The researchers were able to eliminate the gene in more than 80% of liver cells — the best success rate ever achieved with CRISPR in adult animals — and the Pcsk9 protein was undetectable in the treated mice. The team also found a 35% drop in the total cholesterol levels of the mice.
“What’s really exciting here is that we’ve shown you can make a nanoparticle that can be used to permanently and specifically edit the DNA in the liver of an adult animal,” said Anderson, with this editing having occurred following a single treatment.

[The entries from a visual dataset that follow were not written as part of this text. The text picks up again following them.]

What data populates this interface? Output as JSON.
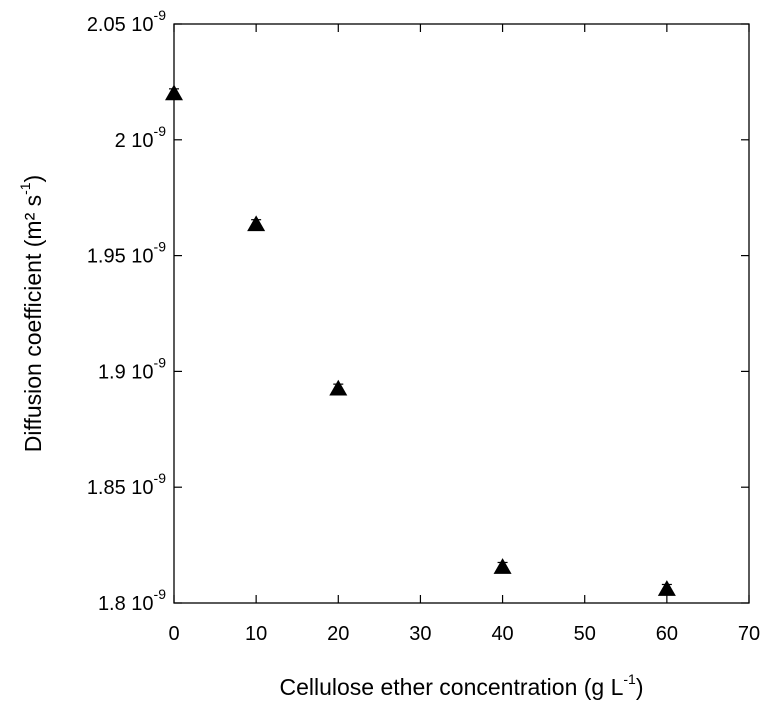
{
  "chart_data": {
    "type": "scatter",
    "marker": "filled-triangle",
    "marker_color": "#000000",
    "grid": false,
    "xlabel": "Cellulose ether concentration (g L",
    "xlabel_exp": "-1",
    "xlabel_suffix": ")",
    "ylabel": "Diffusion coefficient (m² s",
    "ylabel_exp": "-1",
    "ylabel_suffix": ")",
    "xlim": [
      0,
      70
    ],
    "ylim": [
      1.8e-09,
      2.05e-09
    ],
    "x_ticks": [
      {
        "value": 0,
        "label": "0"
      },
      {
        "value": 10,
        "label": "10"
      },
      {
        "value": 20,
        "label": "20"
      },
      {
        "value": 30,
        "label": "30"
      },
      {
        "value": 40,
        "label": "40"
      },
      {
        "value": 50,
        "label": "50"
      },
      {
        "value": 60,
        "label": "60"
      },
      {
        "value": 70,
        "label": "70"
      }
    ],
    "y_ticks": [
      {
        "value": 1.8e-09,
        "mantissa": "1.8 10",
        "exp": "-9"
      },
      {
        "value": 1.85e-09,
        "mantissa": "1.85 10",
        "exp": "-9"
      },
      {
        "value": 1.9e-09,
        "mantissa": "1.9 10",
        "exp": "-9"
      },
      {
        "value": 1.95e-09,
        "mantissa": "1.95 10",
        "exp": "-9"
      },
      {
        "value": 2e-09,
        "mantissa": "2 10",
        "exp": "-9"
      },
      {
        "value": 2.05e-09,
        "mantissa": "2.05 10",
        "exp": "-9"
      }
    ],
    "points": [
      {
        "x": 0,
        "y": 2.02e-09,
        "err": 2e-12
      },
      {
        "x": 10,
        "y": 1.9635e-09,
        "err": 2e-12
      },
      {
        "x": 20,
        "y": 1.8925e-09,
        "err": 2e-12
      },
      {
        "x": 40,
        "y": 1.8155e-09,
        "err": 2e-12
      },
      {
        "x": 60,
        "y": 1.806e-09,
        "err": 2e-12
      }
    ]
  }
}
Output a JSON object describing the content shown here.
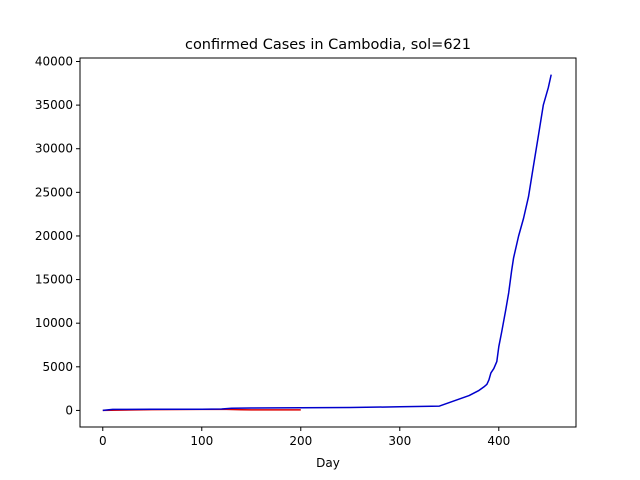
{
  "chart_data": {
    "type": "line",
    "title": "confirmed Cases in Cambodia, sol=621",
    "xlabel": "Day",
    "ylabel": "",
    "xlim": [
      -23,
      478
    ],
    "ylim": [
      -1900,
      40400
    ],
    "xticks": [
      0,
      100,
      200,
      300,
      400
    ],
    "yticks": [
      0,
      5000,
      10000,
      15000,
      20000,
      25000,
      30000,
      35000,
      40000
    ],
    "grid": false,
    "series": [
      {
        "color": "#0000cc",
        "x": [
          0,
          10,
          50,
          100,
          120,
          130,
          150,
          200,
          250,
          300,
          340,
          350,
          360,
          370,
          380,
          385,
          388,
          390,
          392,
          395,
          398,
          400,
          403,
          407,
          410,
          413,
          415,
          420,
          425,
          430,
          435,
          440,
          445,
          450,
          453
        ],
        "y": [
          0,
          120,
          130,
          140,
          160,
          250,
          280,
          310,
          340,
          420,
          500,
          900,
          1300,
          1700,
          2300,
          2700,
          3000,
          3500,
          4300,
          4800,
          5600,
          7300,
          9000,
          11500,
          13500,
          16000,
          17500,
          20000,
          22000,
          24500,
          28000,
          31500,
          35000,
          37000,
          38500
        ]
      },
      {
        "color": "#dd0000",
        "x": [
          0,
          50,
          100,
          120,
          140,
          150,
          160,
          170,
          180,
          190,
          200
        ],
        "y": [
          0,
          100,
          120,
          130,
          70,
          60,
          60,
          60,
          60,
          60,
          60
        ]
      }
    ]
  }
}
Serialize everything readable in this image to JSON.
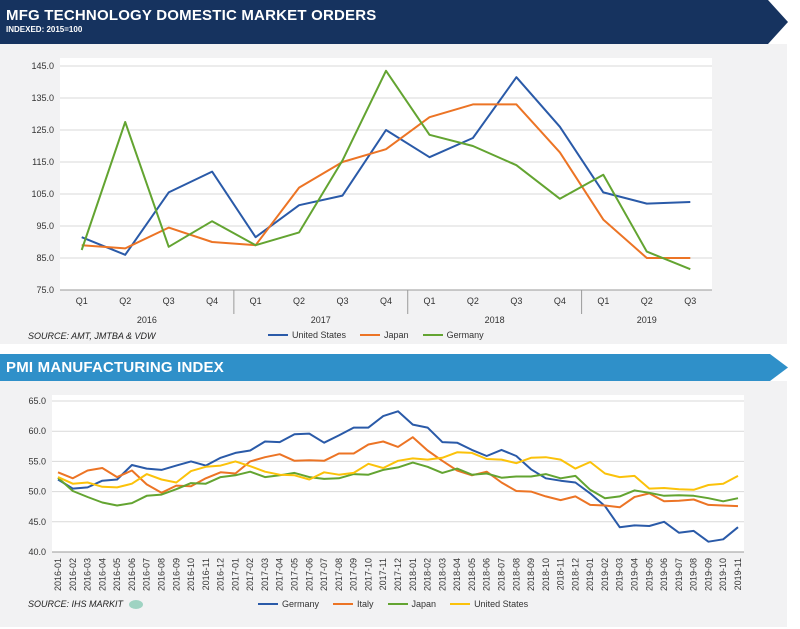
{
  "colors": {
    "banner1": "#16335f",
    "banner2": "#2f90c9",
    "blue": "#2a5aa8",
    "orange": "#ec7425",
    "green": "#63a431",
    "yellow": "#fbc20a"
  },
  "chart_data": [
    {
      "type": "line",
      "title": "MFG TECHNOLOGY DOMESTIC MARKET ORDERS",
      "subtitle": "INDEXED: 2015=100",
      "source": "SOURCE: AMT, JMTBA & VDW",
      "categories": [
        "Q1",
        "Q2",
        "Q3",
        "Q4",
        "Q1",
        "Q2",
        "Q3",
        "Q4",
        "Q1",
        "Q2",
        "Q3",
        "Q4",
        "Q1",
        "Q2",
        "Q3"
      ],
      "years": [
        "2016",
        "2017",
        "2018",
        "2019"
      ],
      "y_ticks": [
        "145.0",
        "135.0",
        "125.0",
        "115.0",
        "105.0",
        "95.0",
        "85.0",
        "75.0"
      ],
      "ylim": [
        75,
        145
      ],
      "series": [
        {
          "name": "United States",
          "color": "blue",
          "values": [
            91.5,
            86,
            105.5,
            112,
            91.5,
            101.5,
            104.5,
            125,
            116.5,
            122.5,
            141.5,
            126,
            105.5,
            102,
            102.5
          ]
        },
        {
          "name": "Japan",
          "color": "orange",
          "values": [
            89,
            88,
            94.5,
            90,
            89,
            107,
            115,
            119,
            129,
            133,
            133,
            118,
            97,
            85,
            85
          ]
        },
        {
          "name": "Germany",
          "color": "green",
          "values": [
            87.5,
            127.5,
            88.5,
            96.5,
            89,
            93,
            115.5,
            143.5,
            123.5,
            120,
            114,
            103.5,
            111,
            87,
            81.5
          ]
        }
      ]
    },
    {
      "type": "line",
      "title": "PMI MANUFACTURING INDEX",
      "source": "SOURCE: IHS MARKIT",
      "categories": [
        "2016-01",
        "2016-02",
        "2016-03",
        "2016-04",
        "2016-05",
        "2016-06",
        "2016-07",
        "2016-08",
        "2016-09",
        "2016-10",
        "2016-11",
        "2016-12",
        "2017-01",
        "2017-02",
        "2017-03",
        "2017-04",
        "2017-05",
        "2017-06",
        "2017-07",
        "2017-08",
        "2017-09",
        "2017-10",
        "2017-11",
        "2017-12",
        "2018-01",
        "2018-02",
        "2018-03",
        "2018-04",
        "2018-05",
        "2018-06",
        "2018-07",
        "2018-08",
        "2018-09",
        "2018-10",
        "2018-11",
        "2018-12",
        "2019-01",
        "2019-02",
        "2019-03",
        "2019-04",
        "2019-05",
        "2019-06",
        "2019-07",
        "2019-08",
        "2019-09",
        "2019-10",
        "2019-11"
      ],
      "y_ticks": [
        "65.0",
        "60.0",
        "55.0",
        "50.0",
        "45.0",
        "40.0"
      ],
      "ylim": [
        40,
        65
      ],
      "series": [
        {
          "name": "Germany",
          "color": "blue",
          "values": [
            52,
            50.5,
            50.7,
            51.8,
            52,
            54.4,
            53.8,
            53.6,
            54.3,
            55,
            54.3,
            55.6,
            56.4,
            56.8,
            58.3,
            58.2,
            59.5,
            59.6,
            58.1,
            59.3,
            60.6,
            60.6,
            62.5,
            63.3,
            61.1,
            60.6,
            58.2,
            58.1,
            56.9,
            55.9,
            56.9,
            55.9,
            53.7,
            52.2,
            51.8,
            51.5,
            49.7,
            47.6,
            44.1,
            44.4,
            44.3,
            45,
            43.2,
            43.5,
            41.7,
            42.1,
            44.1
          ]
        },
        {
          "name": "Italy",
          "color": "orange",
          "values": [
            53.2,
            52.2,
            53.5,
            53.9,
            52.4,
            53.5,
            51.2,
            49.8,
            51,
            50.9,
            52.2,
            53.2,
            53,
            55,
            55.7,
            56.2,
            55.1,
            55.2,
            55.1,
            56.3,
            56.3,
            57.8,
            58.3,
            57.4,
            59,
            56.8,
            55.1,
            53.5,
            52.7,
            53.3,
            51.5,
            50.1,
            50,
            49.2,
            48.6,
            49.2,
            47.8,
            47.7,
            47.4,
            49.1,
            49.7,
            48.4,
            48.5,
            48.7,
            47.8,
            47.7,
            47.6
          ]
        },
        {
          "name": "Japan",
          "color": "green",
          "values": [
            52.3,
            50.1,
            49.1,
            48.2,
            47.7,
            48.1,
            49.3,
            49.5,
            50.4,
            51.4,
            51.3,
            52.4,
            52.7,
            53.3,
            52.4,
            52.7,
            53.1,
            52.4,
            52.1,
            52.2,
            52.9,
            52.8,
            53.6,
            54,
            54.8,
            54.1,
            53.1,
            53.8,
            52.8,
            53,
            52.3,
            52.5,
            52.5,
            52.9,
            52.2,
            52.6,
            50.3,
            48.9,
            49.2,
            50.2,
            49.8,
            49.3,
            49.4,
            49.3,
            48.9,
            48.4,
            48.9
          ]
        },
        {
          "name": "United States",
          "color": "yellow",
          "values": [
            52.4,
            51.3,
            51.5,
            50.8,
            50.7,
            51.3,
            52.9,
            52,
            51.5,
            53.4,
            54.1,
            54.3,
            55,
            54.2,
            53.3,
            52.8,
            52.7,
            52,
            53.2,
            52.8,
            53.1,
            54.6,
            53.9,
            55.1,
            55.5,
            55.3,
            55.6,
            56.5,
            56.4,
            55.4,
            55.3,
            54.7,
            55.6,
            55.7,
            55.3,
            53.8,
            54.9,
            53,
            52.4,
            52.6,
            50.5,
            50.6,
            50.4,
            50.3,
            51.1,
            51.3,
            52.6
          ]
        }
      ]
    }
  ]
}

The researchers are now working on identifying other liver diseases that might benefit from this approach, and advancing these approaches towards use in patients. As noted by Anderson, “I think having a fully synthetic nanoparticle that can specifically turn genes off could be a powerful tool not just for Pcsk9 but for other diseases as well.
“The liver is a really important organ and also is a source of disease for many people. If you can reprogram the DNA of your liver while you’re still using it, we think there are many diseases that could be addressed.”